Stathis Papaioannou wrote:
On 28/06/07, Niels-Jeroen Vandamme <[EMAIL PROTECTED]>
wrote:
An interesting thought experiment: if the universe is infinite,
according to
a ballpark estimate there would be an exact copy of you at a distance of
10^(10^29) m: because of the Bekenstein bound of the information of
matter,
there are only a limited (though inconceivably large) number of
configurations your energy can have, so that you can, in principle,
have an
exact duplicate. In fact, according to the ergodic hypothesis
(http://en.wikipedia.org/wiki/Ergodic_hypothesis), in a universe of
infinite
volume there would be an infinite number of such exact copies. What
would
happen if you'd die? Would you just live on in one of those copies,
as if
uploaded? If so, which one? Is this merely stochastic? What would this
depend on? If consciousness is nothing else than patterns, then the
"selection" of this copy is purely random, and therefore acausal.

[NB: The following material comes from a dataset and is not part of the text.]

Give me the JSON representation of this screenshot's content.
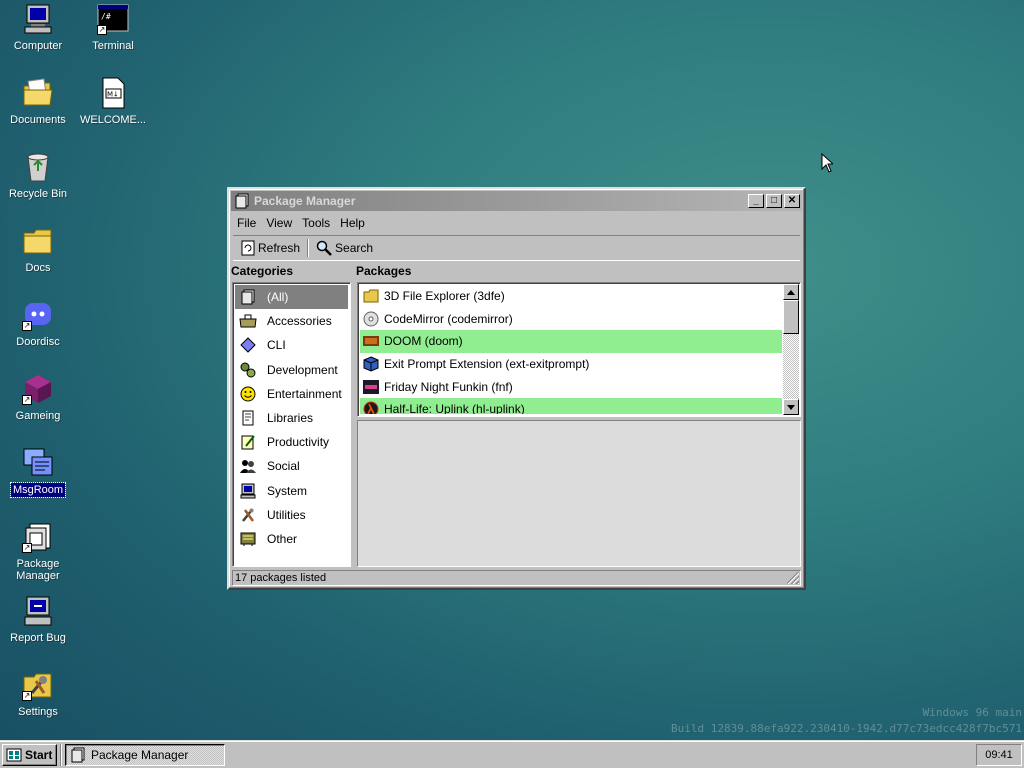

Yes, you would live on in one of the copies as if uploaded, and yes
the selection of which copy would be purely random, dependent on the
relative frequency of each copy (you can still define a measure to
derive probabilities even though we are talking infinite subsets of
infinite sets). What do you think would happen?
Why in only one of the copies? This is the part of the argument that I
don't understand. I accept that over time the copies would diverge, but
originally they would be substantially the same, so why claim that the
original consciousness would only be present in one of them?